L’immense majorité des 6,6 millions de réfugiés syriens se trouvent au Moyen-Orient et en Europe. Mais depuis deux ans, ils sont de plus en plus nombreux à rejoindre la Guyane dans l’espoir d’obtenir un statut de réfugié en France
Des membres de Médecins du monde donnent des consultations médicales à des migrants syriens à Cayenne, en Guyane française, le 24 mars 2020 (AFP)

C’est une route migratoire surréaliste pour atteindre la France qui passe par l’Amérique du Sud. Une route qui aboutit en Guyane, une « collectivité unique » française, porte insoupçonnée pour rejoindre ensuite la métropole. En mars 2020, l’OFPRA (Office français de protection des réfugiés et apatrides) à Cayenne a recensé 486 demandes d’asile déposées par des Syriens ces cinq dernières années, sans compter les nombreux mineurs.

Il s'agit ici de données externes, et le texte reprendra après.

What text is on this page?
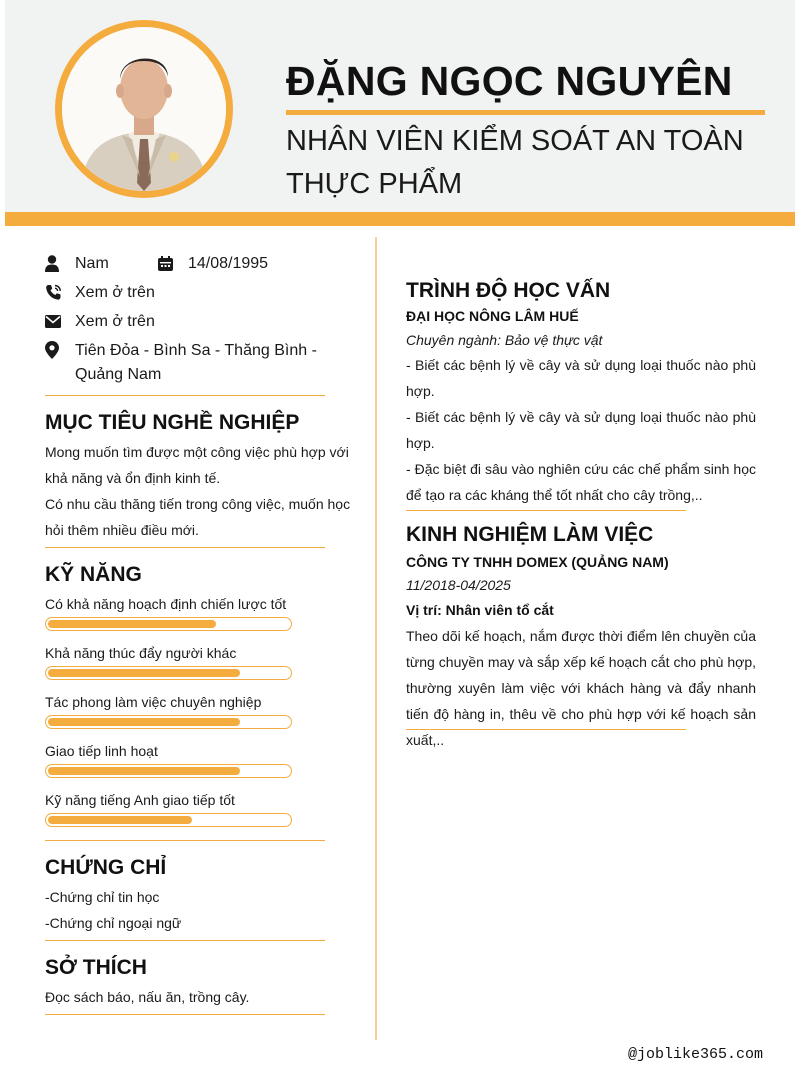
ĐẶNG NGỌC NGUYÊN
NHÂN VIÊN KIỂM SOÁT AN TOÀN THỰC PHẨM
Nam	14/08/1995
Xem ở trên
Xem ở trên
Tiên Đỏa - Bình Sa - Thăng Bình - Quảng Nam
MỤC TIÊU NGHỀ NGHIỆP
Mong muốn tìm được một công việc phù hợp với khả năng và ổn định kinh tế.
Có nhu cầu thăng tiến trong công việc, muốn học hỏi thêm nhiều điều mới.
KỸ NĂNG
Có khả năng hoạch định chiến lược tốt
Khả năng thúc đẩy người khác
Tác phong làm việc chuyên nghiệp
Giao tiếp linh hoạt
Kỹ năng tiếng Anh giao tiếp tốt
CHỨNG CHỈ
-Chứng chỉ tin học
-Chứng chỉ ngoại ngữ
SỞ THÍCH
Đọc sách báo, nấu ăn, trồng cây.
TRÌNH ĐỘ HỌC VẤN
ĐẠI HỌC NÔNG LÂM HUẾ
Chuyên ngành: Bảo vệ thực vật
- Biết các bệnh lý về cây và sử dụng loại thuốc nào phù hợp.
- Biết các bệnh lý về cây và sử dụng loại thuốc nào phù hợp.
- Đặc biệt đi sâu vào nghiên cứu các chế phẩm sinh học để tạo ra các kháng thể tốt nhất cho cây trồng,..
KINH NGHIỆM LÀM VIỆC
CÔNG TY TNHH DOMEX (QUẢNG NAM)
11/2018-04/2025
Vị trí: Nhân viên tổ cắt
Theo dõi kế hoạch, nắm được thời điểm lên chuyền của từng chuyền may và sắp xếp kế hoạch cắt cho phù hợp, thường xuyên làm việc với khách hàng và đẩy nhanh tiến độ hàng in, thêu về cho phù hợp với kế hoạch sản xuất,..
@joblike365.com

« Les premiers Syriens sont arrivés de Turquie en Guyane en septembre 2015, et étaient principalement d’origine palestinienne », explique à Middle East Eye Matthieu Tétrel, membre de la Cimade, une association de soutien aux migrants.

« Un réseau de passeurs a été démantelé fin 2017, les arrivées se sont arrêtées un moment avant de reprendre en 2019. Cette fois, il s’agissait essentiellement de Syriens non palestiniens, plus uniquement des hommes seuls, mais aussi des familles. »

Des visas humanitaires pour le Brésil

C’est sur un groupe Facebook intitulé « Les Syriens de Guyane » que beaucoup de candidats au départ se sont renseignés sur le long périple à parcourir.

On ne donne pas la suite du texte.